A discussão em torno de possível pedido de abertura de Comissão Especial de Inquérito (CEI) pela Câmara Municipal de Bauru para apurar gastos nas áreas de Educação, Cultura e Administrações Regionais (Sear) realimentou ontem o movimento pela destituição de Paulo Sérgio Canalli da chefia de Gabinete do prefeito Tuga Angerami (sem partido). Canalli disse que não tinha conhecimento de conversação política nesse sentido até ontem à noite.
Entretanto, alguns vereadores, que não escondem o descontentamento com o relacionamento estabelecido com o homem considerado o braço direito do prefeito, estariam dispostos a aproveitar o ensejo e estabelecer apoio ao governo municipal nesta fase de denúncias contra possíveis irregularidades nas Administrações Regionais vinculado à garantia de substituição de Canalli do posto.
A troca, construída ainda sob especulação, não geraria embaraços políticos para parlamentares que não “engolem” o chefe de Gabinete, uma vez que o discurso é o de que a administração municipal conta com os procedimentos de investigação instalados desde agosto para as possíveis irregularidades, além do próprio prefeito ter enviado relatório preliminar de auditoria para a Câmara e o Ministério Público (MP).
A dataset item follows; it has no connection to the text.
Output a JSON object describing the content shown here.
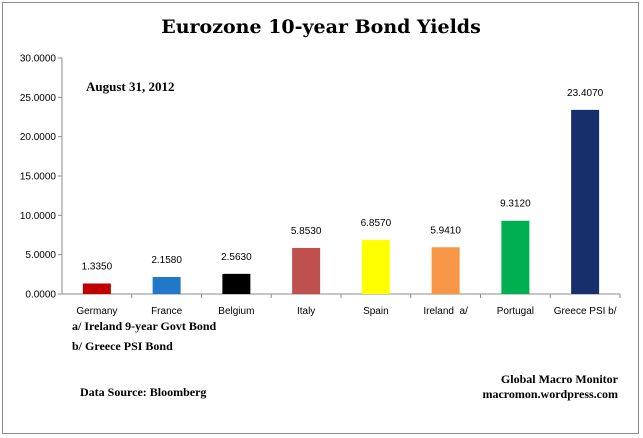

Mas, como em boa parte dos ambientes de efervescência, a posição moderada de vereadores – o que compreenderia não assinar abertura de CEI – teria como sinal de bom relacionamento por parte do Executivo a troca de seu assessor mais próximo. Afinal, a reforma no secretariado pode ser a justificativa do dia também para este caso, como aconteceu com o esvaziamento de segmentos da Sear e demissão de assessores que, em alguns casos, depois apareceram como possíveis envolvidos em irregularidades de despesas nas Regionais.
Mas o mais difícil será costurar eventual acordo nesse sentido. Não se sabe se Angerami estaria disposto a ceder até este nível, substituindo alguns de seus homens de confiança.
De outro lado, a própria composição de eventual negociação ainda estaria distante de ser lapidada, já que nem o governo, nem a oposição, sabem onde vai dar a investigação em andamento sobre despesas da Sear. O que o prefeito tem certeza é que instalar CEI é um risco enorme, não pelo conteúdo a ser apurado, mas para o fato de que uma vez aberta, ninguém sabe onde vai dar.
‘Tesoureiro‘ e campanha
O que não ficou restrito às conversas políticas, desde o início da semana, são as relações entre os nomes que surgem nas apurações sobre despesas da Sear e a aproximação política de alguns desses personagens com a campanha eleitoral vencida por Tuga Angerami.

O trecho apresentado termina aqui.